ANALYTICAL EXPRESSIONS FOR RADIATIVELY CORRECTED HIGGS MASSES AND COUPLINGS IN THE MSSM
M. Carena, J. R. Espinosa, M. Quiros, C. E. M. Wagner
TL;DR
This work addresses the precise computation of radiatively corrected Higgs masses and couplings in the MSSM. It develops a renormalization-group improved leading-log framework with the scale fixed at the top-quark mass $M_t$, yielding high-accuracy results and a analytic two-loop LL expression for the light Higgs mass. It treats two regimes: (i) $m_A \sim M_{ m SUSY}$, where the LL result closely matches the next-to-leading-log calculations and an analytic $m_h^2$ formula is provided; (ii) $m_A \lesssim M_{ m SUSY}$, where the low-energy theory is a two-Higgs-doublet model with quartic couplings $\lambda_i$ and threshold corrections, from which analytic expressions for all Higgs masses, the mixing angle, and couplings are derived.

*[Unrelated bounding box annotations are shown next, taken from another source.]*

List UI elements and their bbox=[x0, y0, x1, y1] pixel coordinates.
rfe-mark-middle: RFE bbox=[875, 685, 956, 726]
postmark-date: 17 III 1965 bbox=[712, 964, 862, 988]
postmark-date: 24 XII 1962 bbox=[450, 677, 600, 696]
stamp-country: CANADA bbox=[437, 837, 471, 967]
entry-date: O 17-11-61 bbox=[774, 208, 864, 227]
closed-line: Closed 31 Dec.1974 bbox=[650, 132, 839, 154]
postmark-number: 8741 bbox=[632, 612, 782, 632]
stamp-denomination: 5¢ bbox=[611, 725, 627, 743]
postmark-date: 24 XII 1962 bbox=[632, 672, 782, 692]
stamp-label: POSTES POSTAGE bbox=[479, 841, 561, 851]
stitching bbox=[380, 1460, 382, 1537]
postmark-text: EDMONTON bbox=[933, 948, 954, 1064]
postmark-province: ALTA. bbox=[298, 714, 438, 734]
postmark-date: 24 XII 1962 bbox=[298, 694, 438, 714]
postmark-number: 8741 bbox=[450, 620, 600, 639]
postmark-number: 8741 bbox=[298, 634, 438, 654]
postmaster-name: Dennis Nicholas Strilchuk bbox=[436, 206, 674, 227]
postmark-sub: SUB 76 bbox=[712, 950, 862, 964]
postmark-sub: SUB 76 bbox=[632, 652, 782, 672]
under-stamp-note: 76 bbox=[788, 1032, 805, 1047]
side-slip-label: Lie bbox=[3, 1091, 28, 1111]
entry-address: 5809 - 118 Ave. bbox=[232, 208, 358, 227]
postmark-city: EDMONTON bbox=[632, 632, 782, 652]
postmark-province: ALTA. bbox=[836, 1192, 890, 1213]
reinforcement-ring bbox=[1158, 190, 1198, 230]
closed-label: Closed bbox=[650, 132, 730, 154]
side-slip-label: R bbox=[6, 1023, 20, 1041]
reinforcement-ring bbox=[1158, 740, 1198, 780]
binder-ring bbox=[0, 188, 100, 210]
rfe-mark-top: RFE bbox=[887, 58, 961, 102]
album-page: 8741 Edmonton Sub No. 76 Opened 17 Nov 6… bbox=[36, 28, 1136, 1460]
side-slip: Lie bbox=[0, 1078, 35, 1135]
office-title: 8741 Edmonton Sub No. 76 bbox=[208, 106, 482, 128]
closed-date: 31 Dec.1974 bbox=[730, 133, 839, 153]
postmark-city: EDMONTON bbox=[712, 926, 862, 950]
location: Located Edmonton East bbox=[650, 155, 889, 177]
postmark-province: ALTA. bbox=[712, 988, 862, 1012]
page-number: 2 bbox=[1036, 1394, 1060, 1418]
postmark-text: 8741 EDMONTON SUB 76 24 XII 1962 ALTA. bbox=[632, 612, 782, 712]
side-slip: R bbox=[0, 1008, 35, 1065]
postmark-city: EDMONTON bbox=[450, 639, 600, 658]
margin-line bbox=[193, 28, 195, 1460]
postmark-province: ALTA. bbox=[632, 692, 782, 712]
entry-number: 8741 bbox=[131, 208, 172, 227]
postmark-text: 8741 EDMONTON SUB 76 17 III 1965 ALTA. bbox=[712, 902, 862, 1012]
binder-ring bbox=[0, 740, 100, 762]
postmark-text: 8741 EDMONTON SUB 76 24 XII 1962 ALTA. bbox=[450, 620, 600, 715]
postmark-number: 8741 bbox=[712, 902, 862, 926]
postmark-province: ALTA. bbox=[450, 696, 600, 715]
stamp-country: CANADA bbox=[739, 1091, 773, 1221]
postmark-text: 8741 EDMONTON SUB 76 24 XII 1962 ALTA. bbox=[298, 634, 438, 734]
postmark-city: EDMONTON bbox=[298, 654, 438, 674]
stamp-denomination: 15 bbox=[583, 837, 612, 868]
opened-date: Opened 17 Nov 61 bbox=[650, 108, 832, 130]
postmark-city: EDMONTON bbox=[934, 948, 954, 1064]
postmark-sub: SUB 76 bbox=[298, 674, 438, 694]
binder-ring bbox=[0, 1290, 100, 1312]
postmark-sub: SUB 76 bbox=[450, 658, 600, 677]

Across the parameter space, the analytic results reproduce the full numerical RG-improved LL results within about $2$–$3$ GeV for masses and equivalent precision for couplings, offering fast, reliable predictions and clarifying the domain of validity for the expansions used.
Abstract
We propose, for the computation of the Higgs mass spectrum and couplings, a renormalization-group improved leading-log approximation, where the renormalization scale is fixed to the top-quark pole mass. For the case $m_A\sim M_{\rm SUSY}$, our leading-log approximation differs by less than 2 GeV from previous results on the Higgs mass computed using a nearly scale independent renormalization-group improved effective potential up to next-to-leading order. Moreover, for the general case $m_A\simlt M_{\rm SUSY}$, we provide analytical formulae (including two-loop leading-log corrections) for all the masses and couplings in the Higgs sector. For $M_{\rm SUSY}\simlt 1.5$ TeV and arbitrary values of $m_A$, $\tanβ$ and the stop mixing parameters, they reproduce the numerical renormalization-group improved leading-log result for the Higgs masses with an error of less than 3 GeV. For the Higgs couplings, our analytical formulae reproduce the numerical results equally well. Comparison with other methods is also performed.